Step 4: Confirm, sign, and verify transactions
After confirming the transaction details on the hardware wallet, provide additional authorization by entering a PIN or passphrase. The hardware wallet will then sign the transaction with the private key stored within it, and the funds will be transacted.
Track the progress of the transactions using blockchain explorers or within the wallet software, and verify that the transaction has been confirmed and added to the blockchain.
Remember to securely disconnect the hardware wallet from the desktop or mobile device after completing the transaction and ensure its safekeeping.
Popular hardware wallets
Hardware cryptocurrency wallets have become increasingly popular among crypto enthusiasts, investors, and large-scale holders. Leading brands include Ledger and Trezor, which offer secure and user-friendly solutions for storing and managing digital assets. Other notable names in the market include Ellipal, CoolWallet, SafePal, and Ngrave, among others.
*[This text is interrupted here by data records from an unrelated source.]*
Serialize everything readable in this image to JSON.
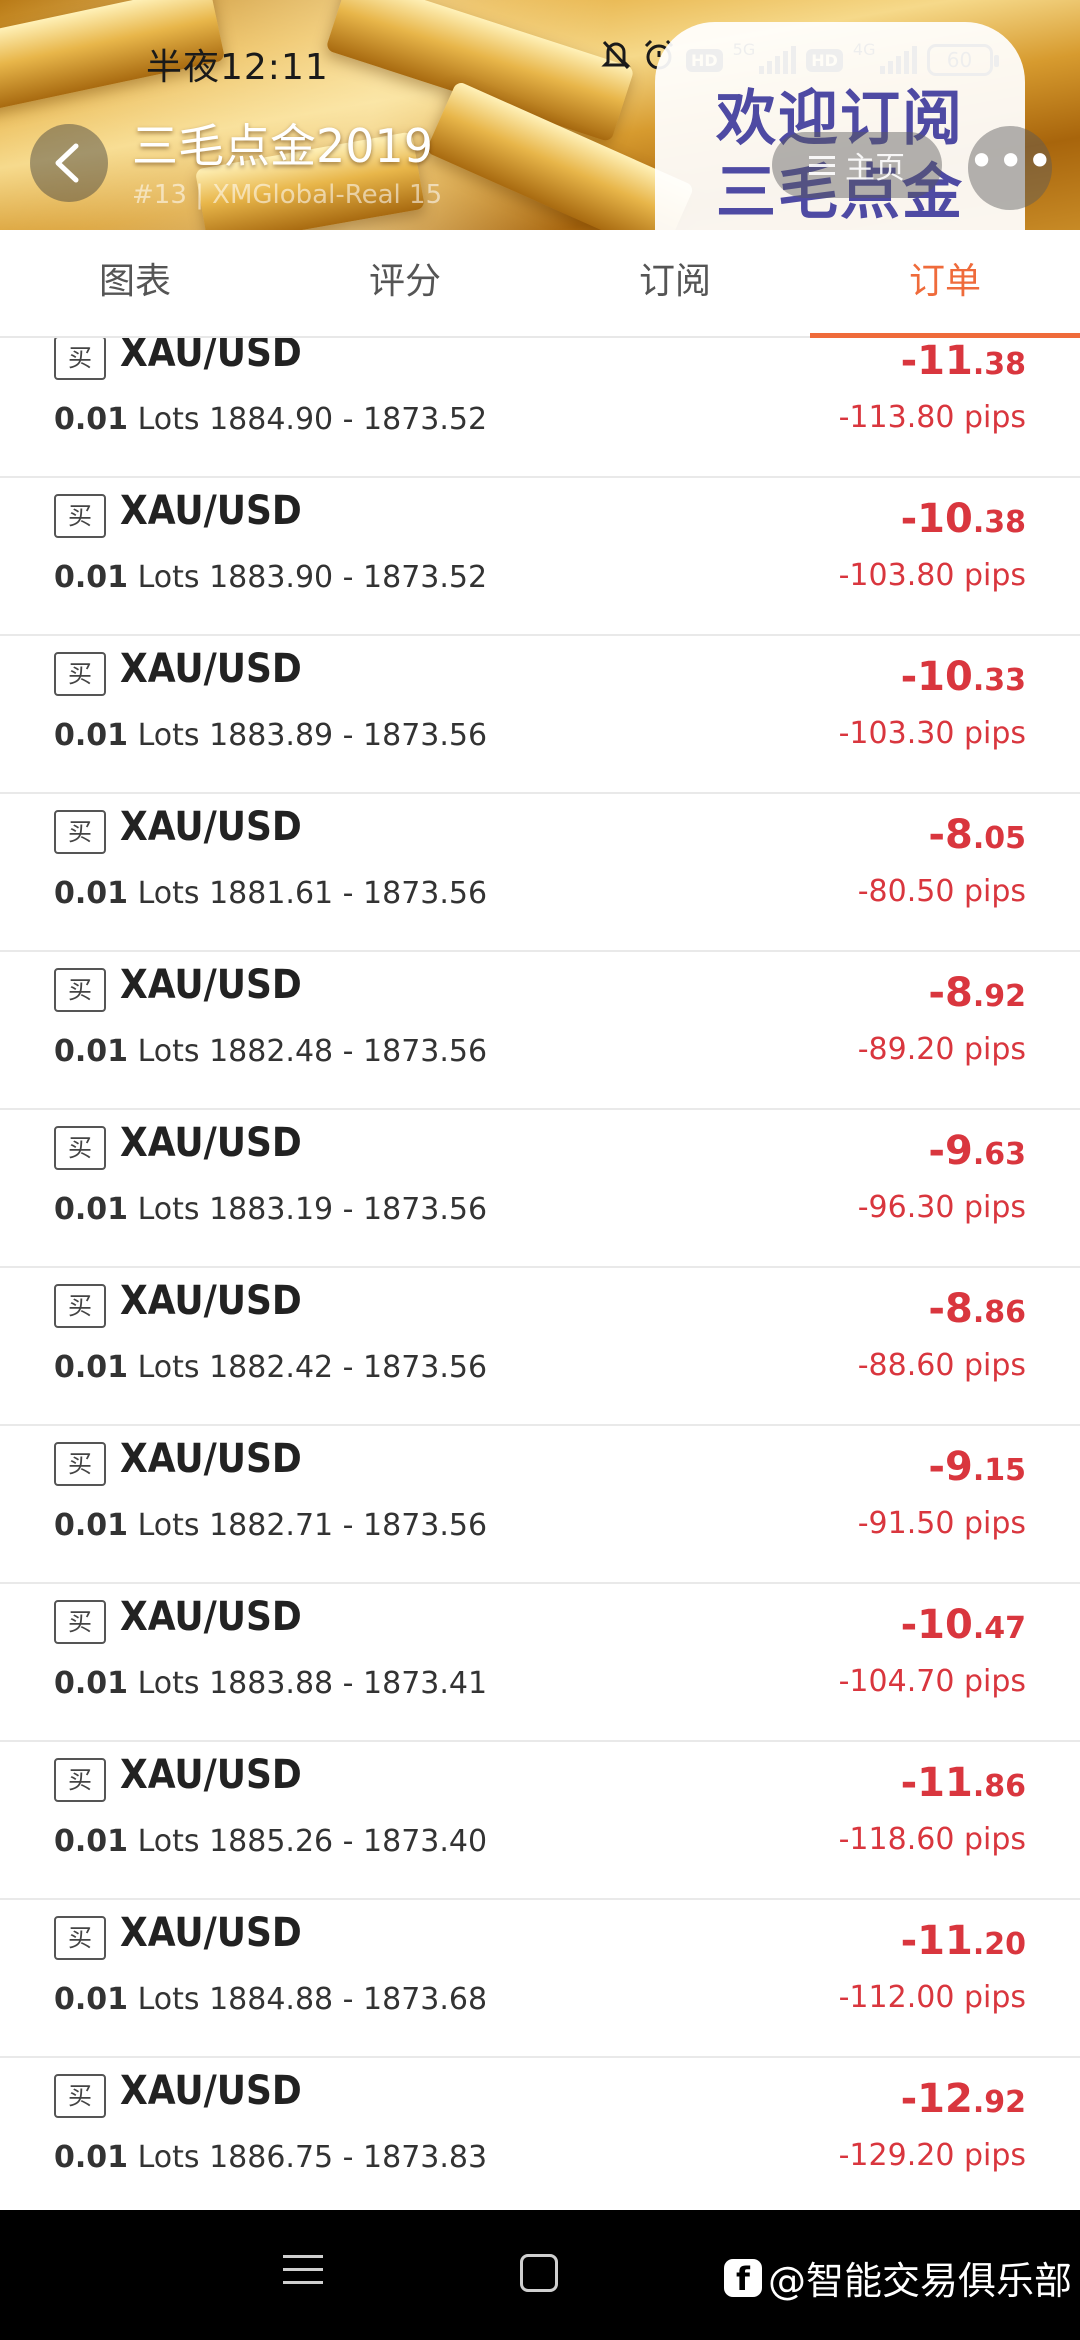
{
  "status_bar": {
    "time": "半夜12:11",
    "net_5g": "5G",
    "net_4g": "4G",
    "hd": "HD",
    "battery": "60",
    "icons": [
      "bell-off-icon",
      "alarm-icon",
      "signal-icon",
      "battery-icon"
    ]
  },
  "header": {
    "title": "三毛点金2019",
    "subtitle": "#13 | XMGlobal-Real 15",
    "home_label": "主页",
    "more_label": "•••",
    "promo_lines": [
      "欢迎订阅",
      "三毛点金"
    ]
  },
  "tabs": [
    {
      "label": "图表",
      "active": false
    },
    {
      "label": "评分",
      "active": false
    },
    {
      "label": "订阅",
      "active": false
    },
    {
      "label": "订单",
      "active": true
    }
  ],
  "orders": [
    {
      "type": "买",
      "symbol": "XAU/USD",
      "lots": "0.01",
      "lots_unit": "Lots",
      "open": "1884.90",
      "close": "1873.52",
      "profit_int": "-11",
      "profit_dec": ".38",
      "pips": "-113.80 pips"
    },
    {
      "type": "买",
      "symbol": "XAU/USD",
      "lots": "0.01",
      "lots_unit": "Lots",
      "open": "1883.90",
      "close": "1873.52",
      "profit_int": "-10",
      "profit_dec": ".38",
      "pips": "-103.80 pips"
    },
    {
      "type": "买",
      "symbol": "XAU/USD",
      "lots": "0.01",
      "lots_unit": "Lots",
      "open": "1883.89",
      "close": "1873.56",
      "profit_int": "-10",
      "profit_dec": ".33",
      "pips": "-103.30 pips"
    },
    {
      "type": "买",
      "symbol": "XAU/USD",
      "lots": "0.01",
      "lots_unit": "Lots",
      "open": "1881.61",
      "close": "1873.56",
      "profit_int": "-8",
      "profit_dec": ".05",
      "pips": "-80.50 pips"
    },
    {
      "type": "买",
      "symbol": "XAU/USD",
      "lots": "0.01",
      "lots_unit": "Lots",
      "open": "1882.48",
      "close": "1873.56",
      "profit_int": "-8",
      "profit_dec": ".92",
      "pips": "-89.20 pips"
    },
    {
      "type": "买",
      "symbol": "XAU/USD",
      "lots": "0.01",
      "lots_unit": "Lots",
      "open": "1883.19",
      "close": "1873.56",
      "profit_int": "-9",
      "profit_dec": ".63",
      "pips": "-96.30 pips"
    },
    {
      "type": "买",
      "symbol": "XAU/USD",
      "lots": "0.01",
      "lots_unit": "Lots",
      "open": "1882.42",
      "close": "1873.56",
      "profit_int": "-8",
      "profit_dec": ".86",
      "pips": "-88.60 pips"
    },
    {
      "type": "买",
      "symbol": "XAU/USD",
      "lots": "0.01",
      "lots_unit": "Lots",
      "open": "1882.71",
      "close": "1873.56",
      "profit_int": "-9",
      "profit_dec": ".15",
      "pips": "-91.50 pips"
    },
    {
      "type": "买",
      "symbol": "XAU/USD",
      "lots": "0.01",
      "lots_unit": "Lots",
      "open": "1883.88",
      "close": "1873.41",
      "profit_int": "-10",
      "profit_dec": ".47",
      "pips": "-104.70 pips"
    },
    {
      "type": "买",
      "symbol": "XAU/USD",
      "lots": "0.01",
      "lots_unit": "Lots",
      "open": "1885.26",
      "close": "1873.40",
      "profit_int": "-11",
      "profit_dec": ".86",
      "pips": "-118.60 pips"
    },
    {
      "type": "买",
      "symbol": "XAU/USD",
      "lots": "0.01",
      "lots_unit": "Lots",
      "open": "1884.88",
      "close": "1873.68",
      "profit_int": "-11",
      "profit_dec": ".20",
      "pips": "-112.00 pips"
    },
    {
      "type": "买",
      "symbol": "XAU/USD",
      "lots": "0.01",
      "lots_unit": "Lots",
      "open": "1886.75",
      "close": "1873.83",
      "profit_int": "-12",
      "profit_dec": ".92",
      "pips": "-129.20 pips"
    }
  ],
  "watermark": {
    "icon": "facebook-icon",
    "icon_glyph": "f",
    "text": "@智能交易俱乐部"
  },
  "colors": {
    "accent": "#ef6b3b",
    "loss": "#d9363e",
    "promo": "#4e4aa3"
  }
}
Some hardware wallets also offer additional features like staking and earning opportunities through their associated apps.
The superiority of hardware wallets in securing cryptocurrencies became even more evident in 2022 due to the exchange debacles of FTX, Celsius, BlockFi, and Vault, which resulted in the loss of access to billions of dollars. As a result, hardware wallet providers like Ledger and Trezor experienced an unprecedented surge in sales as crypto holders sought storage safety and reliability.
Are hardware crypto wallets secure?
For those in the crypto space, there is a common saying: “Not your keys, not your crypto.” This phrase emphasizes the importance of taking control of one’s own security and ensuring the protection of digital assets. It encourages the use of hardware wallets and other cold storage solutions to keep private keys offline and away from potential cyber threats.
Crypto hardware wallets are widely recognized as secure solutions for storing, managing, and taking custody of digital assets and cryptocurrencies. While no security measure can guarantee complete safety, hardware wallets provide additional layers of security and safeguards for storing cryptocurrencies.